Wonyoung was staring at nothing but the dull colors of her office walls.
The clients from the magazine came by to tell her how great the photoshoot was and that they were excited to have Wonyoung’s models to be featured on the cover.
They said the same thing she heard for years. The kind where she knew wasn’t genuine at all, where these people just wanted to kiss ass towards her because she had the power to kick them out or choose them. But she knew very well that they were tolerating her at best.
A young CEO was never taken seriously. Especially for someone in this industry.
Wonyoung worked her ass off for her brand to be given a sliver of respect. It was good—no—it was a great brand. Wonyoung chose the best people to help make this entire thing happen. Everyone that worked with her deserved the respect, to be recognized, to be given the chance to prove themselves as well. She knew they were capable. She knew this was something they could handle. She trusted everyone, she trusted herself that Lucky Vicky was going to materialize and make a difference in any way possible—
She closed her eyes, took a breath, and slowly exhaled. Her thoughts were taking the reins again, and she needed to slow down.
When she opened her eyes, they immediately flicker down to the mug that was next to her hand.
Coffee. Black.
The kind that was made with expensive beans, imported from some country she couldn’t remember. It was precisely measured, made by a professional to perfection. The kind they said was meant for her.
But it remained next to her hand.
Cold.
Untouched after one sip.
Because she tried it, out of courtesy. But the moment it touched her lips; she forced herself to swallow it. Because it tasted like nothing. It tasted different. It wasn’t the same.
She didn’t care if it was made by the gods. It wasn’t what she wanted.
Wonyoung glanced towards the desk clock, the time blinking at her, taunting and provoking. It made her look away, now staring at the window, seeing the glow of the sun reaching its peak.
By this time, she could have been at the shop, ordering the same coffee, standing in front of the counter, leaning slightly, hoping for—
She closed her eyes again, and exhaled sharply, running a hand through her hair.

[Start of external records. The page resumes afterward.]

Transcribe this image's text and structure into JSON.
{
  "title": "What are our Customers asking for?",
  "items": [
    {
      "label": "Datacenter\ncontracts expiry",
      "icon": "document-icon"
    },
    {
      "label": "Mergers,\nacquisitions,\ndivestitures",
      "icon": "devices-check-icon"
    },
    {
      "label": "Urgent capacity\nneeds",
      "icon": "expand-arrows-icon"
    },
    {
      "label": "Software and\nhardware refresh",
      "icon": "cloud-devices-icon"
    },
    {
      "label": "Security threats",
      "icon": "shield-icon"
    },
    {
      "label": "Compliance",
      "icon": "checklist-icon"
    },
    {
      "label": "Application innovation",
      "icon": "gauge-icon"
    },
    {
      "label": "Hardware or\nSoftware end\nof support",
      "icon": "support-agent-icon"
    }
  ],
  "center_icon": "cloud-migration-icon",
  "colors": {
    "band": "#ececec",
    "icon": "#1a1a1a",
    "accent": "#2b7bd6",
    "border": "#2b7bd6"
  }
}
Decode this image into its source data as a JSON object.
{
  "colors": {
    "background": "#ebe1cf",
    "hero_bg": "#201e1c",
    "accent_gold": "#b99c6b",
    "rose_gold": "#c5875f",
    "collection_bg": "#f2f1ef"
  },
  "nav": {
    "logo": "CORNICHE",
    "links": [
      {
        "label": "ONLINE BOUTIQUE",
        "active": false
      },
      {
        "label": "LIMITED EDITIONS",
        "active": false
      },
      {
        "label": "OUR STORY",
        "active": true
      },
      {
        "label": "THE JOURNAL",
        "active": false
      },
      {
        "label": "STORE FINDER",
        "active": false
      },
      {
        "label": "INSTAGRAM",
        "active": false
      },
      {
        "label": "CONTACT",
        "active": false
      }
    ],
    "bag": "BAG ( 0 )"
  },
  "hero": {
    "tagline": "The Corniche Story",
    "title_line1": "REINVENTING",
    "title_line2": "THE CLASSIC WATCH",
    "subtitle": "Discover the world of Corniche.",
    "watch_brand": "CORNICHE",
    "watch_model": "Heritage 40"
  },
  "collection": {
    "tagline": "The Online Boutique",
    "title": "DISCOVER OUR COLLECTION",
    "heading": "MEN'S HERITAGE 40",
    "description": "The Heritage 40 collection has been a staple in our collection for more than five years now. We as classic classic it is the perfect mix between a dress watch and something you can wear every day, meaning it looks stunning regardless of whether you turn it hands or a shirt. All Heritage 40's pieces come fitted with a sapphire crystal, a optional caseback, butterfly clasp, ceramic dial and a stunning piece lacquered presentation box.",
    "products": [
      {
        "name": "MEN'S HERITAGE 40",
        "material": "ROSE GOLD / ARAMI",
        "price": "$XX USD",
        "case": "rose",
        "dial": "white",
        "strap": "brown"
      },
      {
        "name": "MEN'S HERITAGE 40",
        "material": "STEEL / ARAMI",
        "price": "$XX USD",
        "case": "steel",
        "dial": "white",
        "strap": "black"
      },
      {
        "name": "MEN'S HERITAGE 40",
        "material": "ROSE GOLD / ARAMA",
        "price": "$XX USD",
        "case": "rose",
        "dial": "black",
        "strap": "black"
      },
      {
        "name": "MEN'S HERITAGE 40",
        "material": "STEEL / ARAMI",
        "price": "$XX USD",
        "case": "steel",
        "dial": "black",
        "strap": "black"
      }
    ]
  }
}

She took a moment, thinking clearly, remembering the reason why she was doing this.
This was the right thing to do.
Then she opened her mouth. “This is the right thing,” she said it out loud, like it was going to actually make sense if she did, that her heart was going to believe her words because it was muttered into the air.
But that was the part that disappointed her the most. They weren’t convincing. Not at all. Not in the slightest. So she tried again, stronger this time.
Wonyoung opened her eyes, grabbing the ignored coffee in her hand, and that alone felt like a sin. She stared at it. “I’m doing the right thing,” she said. Without thinking she brought the coffee to her lips, knowing that this was what she was supposed to do. But the moment the cold liquid touched her lips; she immediately placed it back down. “I’m doing the right thing by staying away,” she muttered this time, trying to convince herself.
It really wasn’t convincing at all.
Perhaps drowning in her work would help. She needed to distract herself, needed to find herself again, needed to have that life where she had control. Because it was the one that made sense, the kind where it made her feel like a winner for once. Not the kind that made her feel anything.
She reached over to the intercom and pressed the button. “Jiwon,” she said, thinking, but already made up her mind. “Can you reschedule tomorrow's four o’clock to three today?”
Jiwon buzzed back. “Are you sure? I thought you needed time for that one.”
“No,” Wonyoung replied, calm, and collected. She didn’t want to think, she wanted to do something. “I can handle it.”